Fue mientras leía textos de astrología, hace muchos años, que descubrí que soy Acuario. Nací entre el 19 de enero y el 20 de febrero, precisamente el 1º. de febrero. Y creo que soy “muy acuariano” ya que tengo, según mis lecturas, casi todas las cualidades y casi todos los defectos de la gente de mi “raza”, es decir, gente que nació bajo este signo astrológico. Una de las grandes características de Acuario es el excesivo amor a la libertad. Libertad que de vez en cuando implica inconformismo. ¡Libertad de movimiento, libertad de expresión, libertad de acción! ¡Sin yugos, sin cadenas, sin chistes! De lo contrario, dejo de vivir. Porque necesito espacio y aire para respirar. Necesito suficiente oxígeno para vivir una vida plena. Y este oxígeno, lo obtengo de los viajes.
Cuando nací, mis padres me dieron el nombre de “Rurangwa”, que es un derivado del pasivo kurangwa del verbo al infinitivo kuranga que significa “dar a conocer”, en español. Por lo tanto, “Rurangwa” es el que damos a conocer, el que es conocido. Que es famoso, en otras palabras.

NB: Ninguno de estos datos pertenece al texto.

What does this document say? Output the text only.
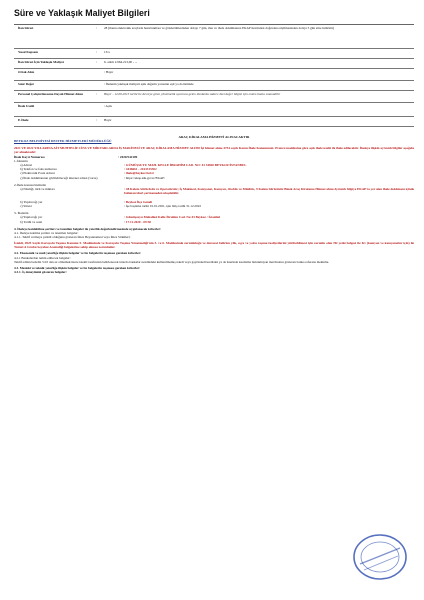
Süre ve Yaklaşık Maliyet Bilgileri
İlan Süresi	:	28 (ilanın elektronik araçlarla hazırlanması ve gönderilmesinden dolayı 7 gün, ilan ve ihale dokümanına EKAP üzerinden doğrudan erişilmesinden dolayı 5 gün süre indirimi)
Yasal Kapsam	:	13/a
İlan Süresi İçin Yaklaşık Maliyet	:	6. adım 2.964.213,00 - ...
Ortak Alım	: Hayır
Sınır Değer	: İhalenin yaklaşık maliyeti eşik değerin yarısının eşit ya da üstünde
Personel Çalıştırılmasına Dayalı Hizmet Alımı	:	Hayır - 12.06.2015 tarihi ile devreye giren yönetmelik uyarınca gelen ilanlarda sadece özet değer bilgisi için evden ilanla sınanabilir
İhale Usulü	: Açık
E-İhale	:	Hayır
ARAÇ KİRALAMA HİZMETİ ALINACAKTIR
BEYKOZ BELEDİYESİ DESTEK HİZMETLERİ MÜDÜRLÜĞÜ
2021 VE 2022 YILLARINA AİT MUHTELİF CİNS VE MİKTARLARDA İŞ MAKİNESİ VE ARAÇ KİRALAMA HİZMET ALIMI İşi hizmet alımı 4734 sayılı Kamu İhale Kanununun 19 uncu maddesine göre açık ihale usulü ile ihale edilecektir. İhaleye ilişkin ayrıntılı bilgiler aşağıda yer almaktadır:
İhale Kayıt Numarası	: 2020/542109
1-İdarenin
a) Adresi	: GÜMÜŞSUYU MAH. KELLE İBRAHİM CAD. NO: 43 34820 BEYKOZ/İSTANBUL
b) Telefon ve faks numarası	: 4446661 - 2163315302
c) Elektronik Posta Adresi	: ihale@beykoz.bel.tr
ç) İhale dokümanının görülebileceği internet adresi (varsa)	: https://ekap.kik.gov.tr/EKAP/
2-İhale konusu hizmetin
a) Niteliği, türü ve miktarı	: 48 Kalem Sürücüsüz ve Operatörsüz; İş Makinesi, Kamyonet, Kamyon, Otobüs ve Minibüs, 9 Kalem Sürücüsüz Binek Araç Kiralama Hizmet alımı Ayrıntılı bilgiye EKAP'ta yer alan ihale dokümanı içinde bulunan idari şartnameden ulaşılabilir.
b) Yapılacağı yer	: Beykoz İlçe Geneli
c) Süresi	: İşe başlama tarihi 01.01.2021, işin bitiş tarihi 31.12.2022
3- İhalenin
a) Yapılacağı yer	: Gümüşsuyu Mahallesi Kelle İbrahim Cad. No:43 Beykoz / İstanbul
b) Tarihi ve saati	: 17.11.2020 - 09:30
4. İhaleye katılabilme şartları ve istenilen belgeler ile yeterlik değerlendirmesinde uygulanacak kriterler:
4.1. İhaleye katılma şartları ve istenilen belgeler:
4.1.1. Teklif vermeye yetkili olduğunu gösteren İmza Beyannamesi veya İmza Sirküleri;
İstekli, 4925 Sayılı Karayolu Taşıma Kanunu 5. Maddesinde ve Karayolu Taşıma Yönetmeliği'nin 5. ve 6. Maddesinde zorunluluğu ve derecesi belirlen yük, eşya ve yolcu taşıma faaliyetlerini yürütebilmesi için zorunlu olan H2 yetki belgesi ile K1 (kamyon ve kamyonetler için) ile Turuzi A Grubu Seyahat Acenteliği belgelerine sahip olması zorunludur.
4.2. Ekonomik ve mali yeterliğe ilişkin belgeler ve bu belgelerin taşıması gereken kriterler:
4.2.1 Bankalardan temin edilecek belgeler:
Teklif edilen bedelin %10 dan az olmamak üzere istekli tarafından belirlenecek tutarda bankalar nezdindeki kullanılmamış nakdi veya gayrinakdi kredisini ya da üzerinde kısıtlama bulunmayan mevduatını gösteren banka referans mektubu.
4.3. Mesleki ve teknik yeterliğe ilişkin belgeler ve bu belgelerin taşıması gereken kriterler:
4.3.1. İş deneyimini gösteren belgeler:
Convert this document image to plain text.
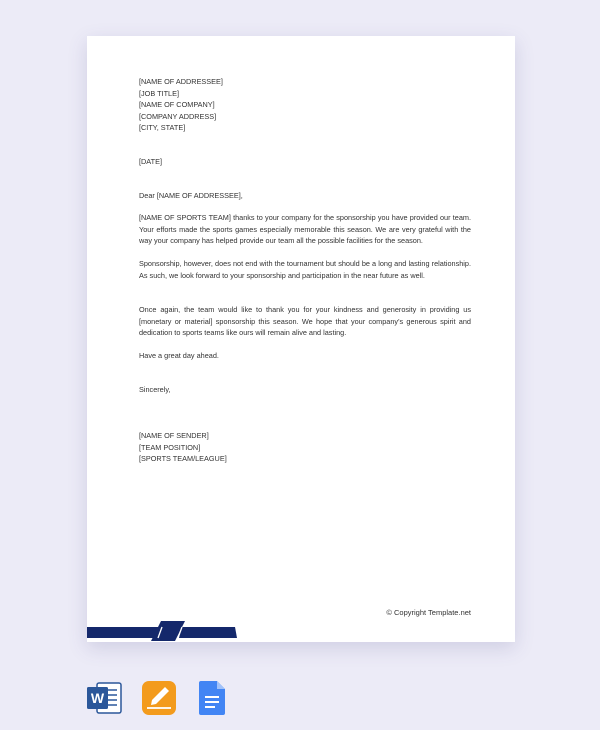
[NAME OF ADDRESSEE]

[JOB TITLE]

[NAME OF COMPANY]

[COMPANY ADDRESS]

[CITY, STATE]

[DATE]

Dear [NAME OF ADDRESSEE],

[NAME OF SPORTS TEAM] thanks to your company for the sponsorship you have provided our team. Your efforts made the sports games especially memorable this season. We are very grateful with the way your company has helped provide our team all the possible facilities for the season.

Sponsorship, however, does not end with the tournament but should be a long and lasting relationship. As such, we look forward to your sponsorship and participation in the near future as well.

Once again, the team would like to thank you for your kindness and generosity in providing us [monetary or material] sponsorship this season. We hope that your company's generous spirit and dedication to sports teams like ours will remain alive and lasting.

Have a great day ahead.

Sincerely,

[NAME OF SENDER]

[TEAM POSITION]

[SPORTS TEAM/LEAGUE]

© Copyright Template.net
W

Cuando mis padres me llamaban “Rurangwa”, no sabían que algún día podría tener una pequeña fama por mis obras literarias y artísticas, ya que eran analfabetos. No podían imaginar en ese momento que un día yo escribiría libros. Incluso podría decir que no estaban familiarizados con el concepto de libro. Al darme este nombre, no esperaban que yo fuera un futuro escritor, sino que simplemente expresaban un deseo: que el dios de sus antepasados, “Imana”, proporcionara a su hijo las cualidades y los valores sociales que hacían de un hombre de la antigua Ruanda un individuo consumado: sentido de la responsabilidad, patriotismo, valentía, lealtad, honestidad, integridad, sinceridad, bonhomía, afabilidad, moderación y generosidad. Según los ruandeses, Rurangwa es un nombre muy bonito que los padres ruandeses dan a sus hijos con gusto. Sin embargo, si hubiera podido elegir mi propio nombre, como elegí mi nombre de pila Jean-Marie Vianney, habría elegido “Mugenzi” que significa el viajero. Porque corresponde muy bien a mi naturaleza, a mi signo del zodiaco. Y si hubiera nacido en la Roma de los Césares, me habría llamado absolutamente “Viator” que, en español, significa “viajero”, y mi dios favorito habría sido Mercurio. ¿Cuántas veces, de hecho, en mis sueños, no me he encontrado con sandalias aladas como ese mensajero de los dioses o con alas en los costados y elevándome en el aire como Pegaso, el caballo mítico? Vivo, respiro cuando viajo. No puedo vivir sin volar. Por eso cada año hago todo lo posible para ir a algún lugar y he notado que cada vez que vuelvo de un viaje, traigo de vuelta una energía creativa que me empuja irresistiblemente a producir un trabajo de la mente. En resumen, diría, tomando prestadas unas palabras de René Descartes: “Iter facio ergo sum” (Viajo, por lo tanto, soy).
Viaje a Europa: “la felicidad hecha de pequeñas cosas”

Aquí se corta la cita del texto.